Scientists Identify 117 Genes That Cause Type 2 Diabetes

New research from the University of Massachusetts Amherst helps identify genetic links to type 2 diabetes risk.

A large-scale study of diverse populations increases our understanding of type 2 diabetes.

According to the Centers for Disease Control and Prevention (CDC),  37.3 million Americans have diabetes. 95% of these people have type 2 diabetes, the most common type of diabetes.

Type 2 diabetes (also known as non-insulin-dependent diabetes or adult-onset diabetes) is caused by the body’s poor utilization of insulin.  This long-term chronic illness causes an excess of sugar to circulate in the bloodstream. High blood sugar levels may eventually cause cardiovascular, neurological, and immunological problems.

Type 2 diabetes has no cure, although losing weight, eating healthily, and exercising can help you manage the condition. The exact of type 2 diabetes is unknown, however, researchers have recently found a genetic link to obtaining the disease. 

An international team of scientists, including a genetic epidemiologist from the University of Massachusetts Amherst (UMass Amherst), is conducting an ongoing study in diverse populations throughout the globe, which has revealed new important insight into how genes contribute to type 2 diabetes.

The study was published on May 12th, in Nature Genetics. “Our findings matter because we’re moving toward using genetic scores to weigh up a person’s risk of diabetes,” says co-author Cassandra Spracklen, assistant professor of biostatistics and epidemiology at the UMass Amherst School of Public Health and Health Sciences.

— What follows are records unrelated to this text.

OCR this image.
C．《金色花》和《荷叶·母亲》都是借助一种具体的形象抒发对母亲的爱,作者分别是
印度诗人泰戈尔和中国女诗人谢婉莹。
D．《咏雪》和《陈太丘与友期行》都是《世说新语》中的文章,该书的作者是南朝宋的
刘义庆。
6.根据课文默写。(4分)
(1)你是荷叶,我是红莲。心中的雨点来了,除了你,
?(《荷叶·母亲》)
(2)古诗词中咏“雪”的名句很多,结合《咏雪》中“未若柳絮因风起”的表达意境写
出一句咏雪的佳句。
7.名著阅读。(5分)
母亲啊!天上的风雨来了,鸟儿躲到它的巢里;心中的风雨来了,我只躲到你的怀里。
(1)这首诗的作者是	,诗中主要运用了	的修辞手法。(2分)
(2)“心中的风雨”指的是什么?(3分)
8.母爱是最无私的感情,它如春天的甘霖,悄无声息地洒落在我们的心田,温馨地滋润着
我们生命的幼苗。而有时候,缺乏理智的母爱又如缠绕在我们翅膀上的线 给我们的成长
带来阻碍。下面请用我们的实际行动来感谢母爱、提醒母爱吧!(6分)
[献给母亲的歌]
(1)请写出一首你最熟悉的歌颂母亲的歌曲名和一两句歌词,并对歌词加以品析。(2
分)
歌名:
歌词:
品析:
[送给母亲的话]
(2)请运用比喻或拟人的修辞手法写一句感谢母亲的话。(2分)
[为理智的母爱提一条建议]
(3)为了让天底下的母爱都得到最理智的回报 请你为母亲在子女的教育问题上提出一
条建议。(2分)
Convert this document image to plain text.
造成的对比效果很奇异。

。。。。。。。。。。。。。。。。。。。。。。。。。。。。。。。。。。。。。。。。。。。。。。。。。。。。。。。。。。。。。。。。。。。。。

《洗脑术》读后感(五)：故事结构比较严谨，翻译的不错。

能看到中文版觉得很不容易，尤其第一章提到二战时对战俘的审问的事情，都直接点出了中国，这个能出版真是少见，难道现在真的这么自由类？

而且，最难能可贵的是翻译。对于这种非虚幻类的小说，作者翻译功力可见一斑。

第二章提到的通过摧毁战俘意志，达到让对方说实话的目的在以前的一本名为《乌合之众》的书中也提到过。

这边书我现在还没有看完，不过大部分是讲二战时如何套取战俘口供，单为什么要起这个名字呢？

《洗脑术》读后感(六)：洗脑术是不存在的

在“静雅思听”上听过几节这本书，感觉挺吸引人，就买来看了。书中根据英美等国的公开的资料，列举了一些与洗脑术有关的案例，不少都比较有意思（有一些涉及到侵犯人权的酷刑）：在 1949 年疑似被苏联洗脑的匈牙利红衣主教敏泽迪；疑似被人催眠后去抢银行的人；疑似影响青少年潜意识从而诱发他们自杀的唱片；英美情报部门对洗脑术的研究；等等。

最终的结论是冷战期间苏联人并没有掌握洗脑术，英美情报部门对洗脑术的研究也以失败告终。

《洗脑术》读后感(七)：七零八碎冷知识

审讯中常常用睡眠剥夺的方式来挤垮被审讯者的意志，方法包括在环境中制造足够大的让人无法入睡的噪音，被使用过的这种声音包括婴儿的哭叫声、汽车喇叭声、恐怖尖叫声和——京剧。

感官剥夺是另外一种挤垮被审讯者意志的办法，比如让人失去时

Cassandra Spracklen is an assistant professor of biostatistics and epidemiology at the UMass Amherst School of Public Health and Health Sciences. Credit: UMass Amherst

Andrew Morris, professor of statistical genetics at the University of Manchester, and University of Oxford professors Mark McCarthy and Anubha Mahajan co-led the DIAMANTE (DIabetes Meta-ANalysis of Trans-Ethnic association studies) Consortium’s meta-analysis of 122 different genome-wide association studies (GWAS).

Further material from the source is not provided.